The UK economy is on course for an even deeper slowdown as consumer spending and business investment take a hit from uncertainty surrounding the Brexit negotiations, new research has found.
Britain’s gross domestic product (GDP) is expected to drop from 1.8% growth last year to 1.5% in 2017 and to 1.4% in 2018, according to PwC’s UK Economic Outlook.
The professional services firm has downgraded its previous prediction for 2017 when it pencilled in GDP to ease at a slower pace to 1.6%.
Consumer spending has been a key driver of the UK economy, but household spending power has come under increased pressure from a double-whammy blow of higher inflation and sluggish wage growth.
John Hawksworth, PwC’s chief economist, said Brexit uncertainty would also apply the brake to business investment as firms put their capital expenditure plans on pause.
He said: "Brexit-related uncertainty may hold back business investment, but this should be partly offset by planned rises in public investment.
"Fiscal policy could also be further relaxed in the 2017 Autumn Budget to offset the ongoing real squeeze on household spending power."
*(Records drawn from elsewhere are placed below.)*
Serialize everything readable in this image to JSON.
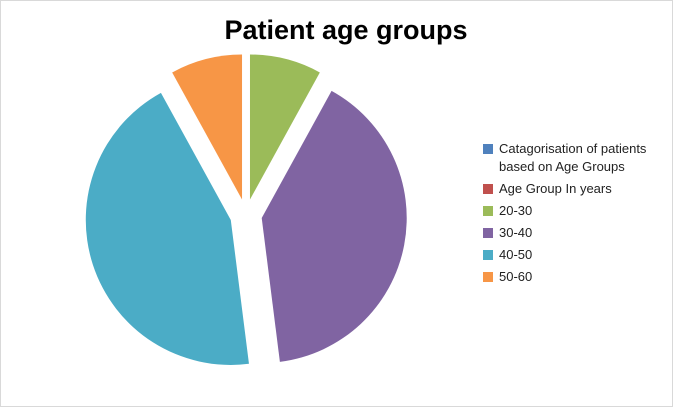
{
  "chart_data": {
    "type": "pie",
    "title": "Patient age groups",
    "legend_title": "Catagorisation of patients based on Age Groups",
    "categories": [
      "Age Group In years",
      "20-30",
      "30-40",
      "40-50",
      "50-60"
    ],
    "values": [
      0,
      8,
      40,
      44,
      8
    ],
    "colors": [
      "#c0504d",
      "#9bbb59",
      "#8064a2",
      "#4bacc6",
      "#f79646"
    ],
    "legend_title_color": "#4f81bd",
    "legend": "right"
  }
}
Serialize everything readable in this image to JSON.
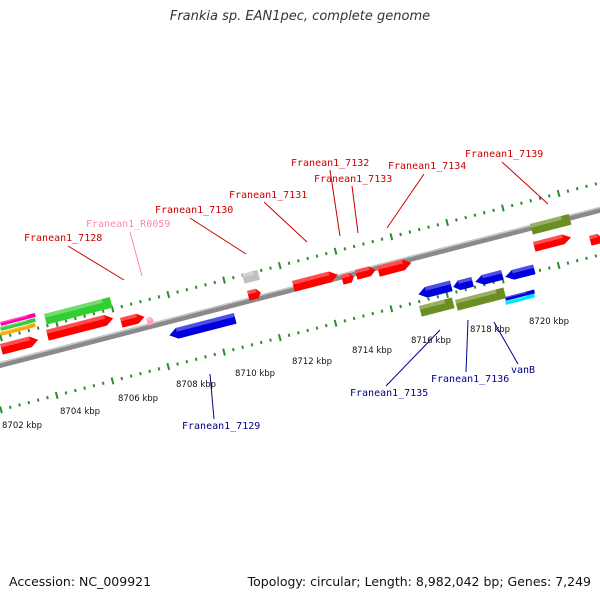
{
  "title": "Frankia sp. EAN1pec, complete genome",
  "footer": {
    "accession": "Accession: NC_009921",
    "summary": "Topology: circular; Length: 8,982,042 bp; Genes: 7,249"
  },
  "colors": {
    "cds": "#ff0000",
    "rna": "#ffa0c0",
    "reverse_cds": "#0000dd",
    "olive_gene": "#6b8e23",
    "green_gene": "#32cd32",
    "backbone": "#8a8a8a",
    "tick": "#2e8b2e",
    "forward_label": "#cc0000",
    "reverse_label": "#00008b",
    "rna_label": "#ff88aa"
  },
  "scale_labels": [
    "8702 kbp",
    "8704 kbp",
    "8706 kbp",
    "8708 kbp",
    "8710 kbp",
    "8712 kbp",
    "8714 kbp",
    "8716 kbp",
    "8718 kbp",
    "8720 kbp"
  ],
  "forward_labels": [
    {
      "name": "Franean1_7128",
      "kind": "cds"
    },
    {
      "name": "Franean1_R0059",
      "kind": "rna"
    },
    {
      "name": "Franean1_7130",
      "kind": "cds"
    },
    {
      "name": "Franean1_7131",
      "kind": "cds"
    },
    {
      "name": "Franean1_7132",
      "kind": "cds"
    },
    {
      "name": "Franean1_7133",
      "kind": "cds"
    },
    {
      "name": "Franean1_7134",
      "kind": "cds"
    },
    {
      "name": "Franean1_7139",
      "kind": "cds"
    }
  ],
  "reverse_labels": [
    {
      "name": "Franean1_7129"
    },
    {
      "name": "Franean1_7135"
    },
    {
      "name": "Franean1_7136"
    },
    {
      "name": "vanB"
    }
  ]
}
UK economic growth for the first quarter was confirmed at 0.2% last month, a marked slowdown compared with the 0.7% expansion seen in the final three months of 2016.
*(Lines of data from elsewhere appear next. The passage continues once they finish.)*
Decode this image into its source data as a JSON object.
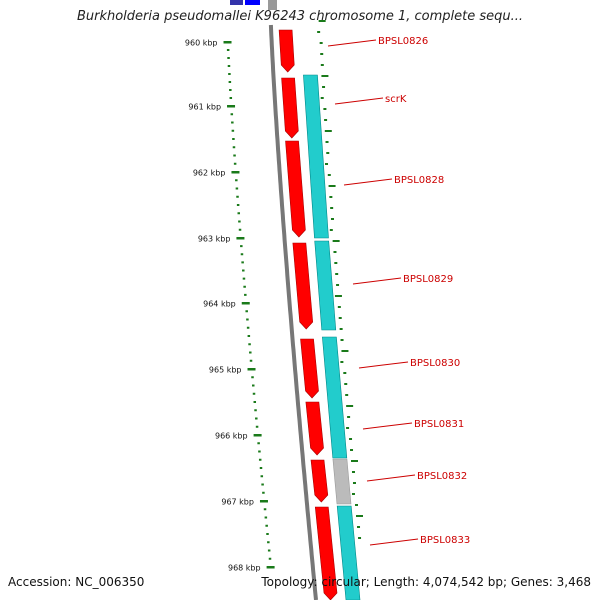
{
  "title": "Burkholderia pseudomallei K96243 chromosome 1, complete sequ...",
  "footer": {
    "accession": "Accession: NC_006350",
    "summary": "Topology: circular; Length: 4,074,542 bp; Genes: 3,468"
  },
  "ticks": [
    "960 kbp",
    "961 kbp",
    "962 kbp",
    "963 kbp",
    "964 kbp",
    "965 kbp",
    "966 kbp",
    "967 kbp",
    "968 kbp"
  ],
  "genes": [
    {
      "label": "BPSL0826"
    },
    {
      "label": "scrK"
    },
    {
      "label": "BPSL0828"
    },
    {
      "label": "BPSL0829"
    },
    {
      "label": "BPSL0830"
    },
    {
      "label": "BPSL0831"
    },
    {
      "label": "BPSL0832"
    },
    {
      "label": "BPSL0833"
    }
  ],
  "colors": {
    "backbone": "#777777",
    "forward_feature": "#ff0000",
    "forward_feature_edge": "#aa0000",
    "cds": "#22cccc",
    "cds_edge": "#008888",
    "pseudo": "#bbbbbb",
    "tick": "#1a7a1a",
    "label": "#cc0000",
    "top_feature_dark": "#3333aa",
    "top_feature_bright": "#0000ff"
  }
}
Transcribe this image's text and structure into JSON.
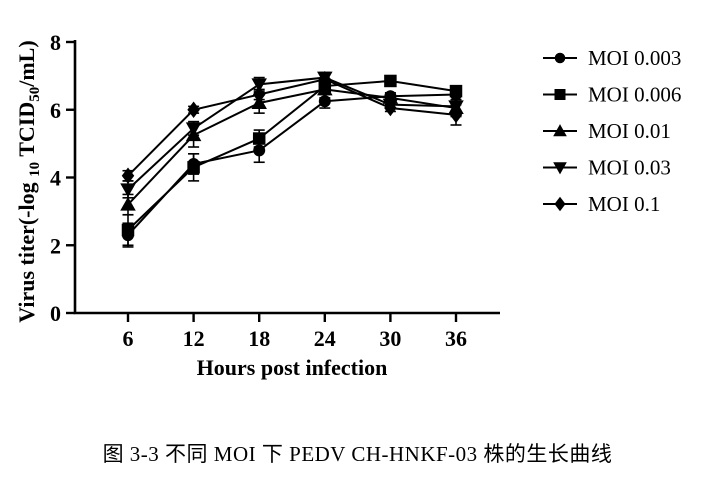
{
  "figure": {
    "caption": "图 3-3 不同 MOI 下 PEDV CH-HNKF-03 株的生长曲线"
  },
  "chart_data": {
    "type": "line",
    "title": "",
    "xlabel": "Hours post infection",
    "ylabel": "Virus titer(-log 10 TCID50/mL)",
    "ylabel_rich": [
      {
        "text": "Virus titer(-log "
      },
      {
        "text": "10",
        "sub": true
      },
      {
        "text": " TCID"
      },
      {
        "text": "50",
        "sub": true
      },
      {
        "text": "/mL)"
      }
    ],
    "x": [
      6,
      12,
      18,
      24,
      30,
      36
    ],
    "xticks": [
      "6",
      "12",
      "18",
      "24",
      "30",
      "36"
    ],
    "yticks": [
      "0",
      "2",
      "4",
      "6",
      "8"
    ],
    "ylim": [
      0,
      8
    ],
    "grid": false,
    "legend_position": "right",
    "color": "#000000",
    "background": "#ffffff",
    "error_bars": true,
    "series": [
      {
        "name": "MOI 0.003",
        "marker": "circle",
        "values": [
          2.3,
          4.4,
          4.8,
          6.25,
          6.4,
          6.45
        ],
        "errors": [
          0.35,
          0.3,
          0.35,
          0.2,
          0.1,
          0.15
        ]
      },
      {
        "name": "MOI 0.006",
        "marker": "square",
        "values": [
          2.45,
          4.3,
          5.15,
          6.7,
          6.85,
          6.55
        ],
        "errors": [
          0.45,
          0.4,
          0.25,
          0.2,
          0.1,
          0.15
        ]
      },
      {
        "name": "MOI 0.01",
        "marker": "triangle-up",
        "values": [
          3.2,
          5.25,
          6.2,
          6.6,
          6.35,
          6.05
        ],
        "errors": [
          0.3,
          0.35,
          0.3,
          0.25,
          0.1,
          0.2
        ]
      },
      {
        "name": "MOI 0.03",
        "marker": "triangle-down",
        "values": [
          3.65,
          5.45,
          6.75,
          6.95,
          6.15,
          6.1
        ],
        "errors": [
          0.25,
          0.2,
          0.2,
          0.15,
          0.1,
          0.3
        ]
      },
      {
        "name": "MOI 0.1",
        "marker": "diamond",
        "values": [
          4.05,
          6.0,
          6.45,
          6.9,
          6.05,
          5.85
        ],
        "errors": [
          0.15,
          0.1,
          0.15,
          0.15,
          0.1,
          0.3
        ]
      }
    ]
  }
}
The pay squeeze on British households has also intensified, with wage growth continuing to lag behind inflation.
Once the cost of living is taken into account, annual total pay in real terms sank by 0.7% to its lowest level since the summer of 2014 and fell 0.5% excluding bonuses over the three months to May, according to the Office for National Statistics (ONS).
Inflation marched to its highest level in nearly four years at 2.9% in May, with the Bank of England expecting inflation to peak at 3% by the autumn.
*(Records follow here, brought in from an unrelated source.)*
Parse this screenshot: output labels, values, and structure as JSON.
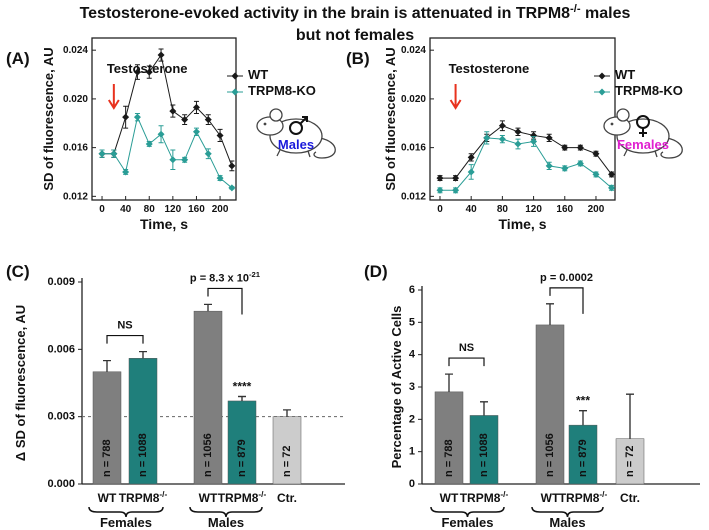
{
  "title": [
    "Testosterone-evoked activity in the brain is attenuated in TRPM8-/- males",
    "but not females"
  ],
  "chart_data": [
    {
      "type": "line",
      "panel": "(A)",
      "x": [
        0,
        20,
        40,
        60,
        80,
        100,
        120,
        140,
        160,
        180,
        200,
        220
      ],
      "series": [
        {
          "name": "WT",
          "color": "#1a1a1a",
          "values": [
            0.0155,
            0.0155,
            0.0185,
            0.0222,
            0.0222,
            0.0236,
            0.019,
            0.0183,
            0.0193,
            0.0183,
            0.017,
            0.0145
          ],
          "errors": [
            0.0003,
            0.0003,
            0.0009,
            0.0006,
            0.0005,
            0.0005,
            0.0005,
            0.0004,
            0.0005,
            0.0004,
            0.0005,
            0.0004
          ]
        },
        {
          "name": "TRPM8-KO",
          "color": "#2a9d96",
          "values": [
            0.0155,
            0.0155,
            0.014,
            0.0185,
            0.0163,
            0.0171,
            0.015,
            0.015,
            0.0173,
            0.0155,
            0.0135,
            0.0127
          ],
          "errors": [
            0.0003,
            0.0003,
            0.0002,
            0.0003,
            0.0002,
            0.0007,
            0.0008,
            0.0002,
            0.0003,
            0.0004,
            0.0002,
            0.0001
          ]
        }
      ],
      "xlabel": "Time, s",
      "ylabel": "SD of fluorescence, AU",
      "xlim": [
        -17,
        227
      ],
      "ylim": [
        0.0117,
        0.025
      ],
      "xticks": [
        0,
        40,
        80,
        120,
        160,
        200
      ],
      "yticks": [
        0.012,
        0.016,
        {
          "value": 0.02,
          "label": "0.020"
        },
        0.024
      ],
      "annotation": "Testosterone",
      "stimulus_x": 20,
      "arrow_color": "#e8321e",
      "inset_label": "Males",
      "inset_color": "#1a1adb"
    },
    {
      "type": "line",
      "panel": "(B)",
      "x": [
        0,
        20,
        40,
        60,
        80,
        100,
        120,
        140,
        160,
        180,
        200,
        220
      ],
      "series": [
        {
          "name": "WT",
          "color": "#1a1a1a",
          "values": [
            0.0135,
            0.0135,
            0.0152,
            0.0168,
            0.0178,
            0.0173,
            0.017,
            0.0168,
            0.016,
            0.016,
            0.0155,
            0.0138
          ],
          "errors": [
            0.0002,
            0.0002,
            0.0003,
            0.0003,
            0.0004,
            0.0003,
            0.0003,
            0.0003,
            0.0002,
            0.0002,
            0.0002,
            0.0002
          ]
        },
        {
          "name": "TRPM8-KO",
          "color": "#2a9d96",
          "values": [
            0.0125,
            0.0125,
            0.014,
            0.0168,
            0.0167,
            0.0163,
            0.0165,
            0.0145,
            0.0143,
            0.0147,
            0.0138,
            0.0127
          ],
          "errors": [
            0.0002,
            0.0002,
            0.0006,
            0.0005,
            0.0003,
            0.0004,
            0.0004,
            0.0003,
            0.0002,
            0.0002,
            0.0002,
            0.0002
          ]
        }
      ],
      "xlabel": "Time, s",
      "ylabel": "SD of fluorescence, AU",
      "xlim": [
        -12.8,
        224.4
      ],
      "ylim": [
        0.0117,
        0.025
      ],
      "xticks": [
        0,
        40,
        80,
        120,
        160,
        200
      ],
      "yticks": [
        0.012,
        0.016,
        {
          "value": 0.02,
          "label": "0.020"
        },
        0.024
      ],
      "annotation": "Testosterone",
      "stimulus_x": 20,
      "arrow_color": "#e8321e",
      "inset_label": "Females",
      "inset_color": "#e020d0"
    },
    {
      "type": "bar",
      "panel": "(C)",
      "categories": [
        "WT",
        "TRPM8-/-",
        "WT",
        "TRPM8-/-",
        "Ctr."
      ],
      "values": [
        0.005,
        0.0056,
        0.0077,
        0.0037,
        0.003
      ],
      "errors": [
        0.0005,
        0.0003,
        0.0003,
        0.0002,
        0.0003
      ],
      "colors": [
        "#7f7f7f",
        "#1f7f7b",
        "#7f7f7f",
        "#1f7f7b",
        "#cccccc"
      ],
      "bar_labels": [
        "n = 788",
        "n = 1088",
        "n = 1056",
        "n = 879",
        "n = 72"
      ],
      "groups": [
        "Females",
        "Males"
      ],
      "brackets": [
        "NS",
        "p = 8.3 x 10-21"
      ],
      "annotations": [
        "****"
      ],
      "ylabel": "Δ SD of fluorescence, AU",
      "ylim": [
        0,
        0.009
      ],
      "yticks": [
        {
          "value": 0,
          "label": "0.000"
        },
        0.003,
        0.006,
        0.009
      ],
      "reference_line": 0.003
    },
    {
      "type": "bar",
      "panel": "(D)",
      "categories": [
        "WT",
        "TRPM8-/-",
        "WT",
        "TRPM8-/-",
        "Ctr."
      ],
      "values": [
        2.85,
        2.12,
        4.92,
        1.82,
        1.4
      ],
      "errors": [
        0.55,
        0.42,
        0.65,
        0.45,
        1.38
      ],
      "colors": [
        "#7f7f7f",
        "#1f7f7b",
        "#7f7f7f",
        "#1f7f7b",
        "#cccccc"
      ],
      "bar_labels": [
        "n = 788",
        "n = 1088",
        "n = 1056",
        "n = 879",
        "n = 72"
      ],
      "groups": [
        "Females",
        "Males"
      ],
      "brackets": [
        "NS",
        "p = 0.0002"
      ],
      "annotations": [
        "***"
      ],
      "ylabel": "Percentage of Active Cells",
      "ylim": [
        0,
        6
      ],
      "yticks": [
        0,
        1,
        2,
        3,
        4,
        5,
        6
      ]
    }
  ]
}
Economists are widely expecting GDP to struggle in the second quarter of 2017, and predict momentum in the UK economy to slow in the years ahead.
The influential EY ITEM Club nudged down its GDP growth outlook from 1.8% to just 1.5% in 2017, saying that the UK economy has deteriorated since April.
Forecasts by the Centre for Economics and Business Research (Cebr) show that the UK economy will grow by just 1.3% in 2017, a substantial downward revision from an earlier forecast of 1.7%.
Despite the pessimistic outlook, Mr Hawksworth said the UK economy was not edging towards a recession.
He added: "There are still downside risks relating to Brexit, but there are also upside possibilities if negotiations go smoothly and the recent Eurozone economic recovery continues.
"We expect the UK to suffer a moderate slowdown, not a recession, but businesses should be monitoring this and making contingency plans."
PwC also flagged a potential a growth fall in the UK property market, with house price inflation expected to hit 3.7% for this year, down from 7% in 2016.
It would mean the average British home would be worth £220,000 by the end of 2017, a jump of £8,000 on last year, as prices push towards the £300,000 bracket by 2025.
Richard Snook, senior economist at PwC, said: "There is a huge disparity in how sub-regional housing markets have performed since the recession.
"The local authorities that have experienced the greatest falls in house prices since 2007 are all based in Northern Ireland, while London dominates biggest risers with all boroughs experiencing price growth of over 50%."
A Treasury spokesman said: "The fundamentals of the UK economy are strong and more people have a job than ever before.
"Our National Living Wage has given the lowest earners a pay rise and we’ve cut taxes for millions of hard-working people.
"The Government is working to deliver the best possible Brexit deal that works for Britain."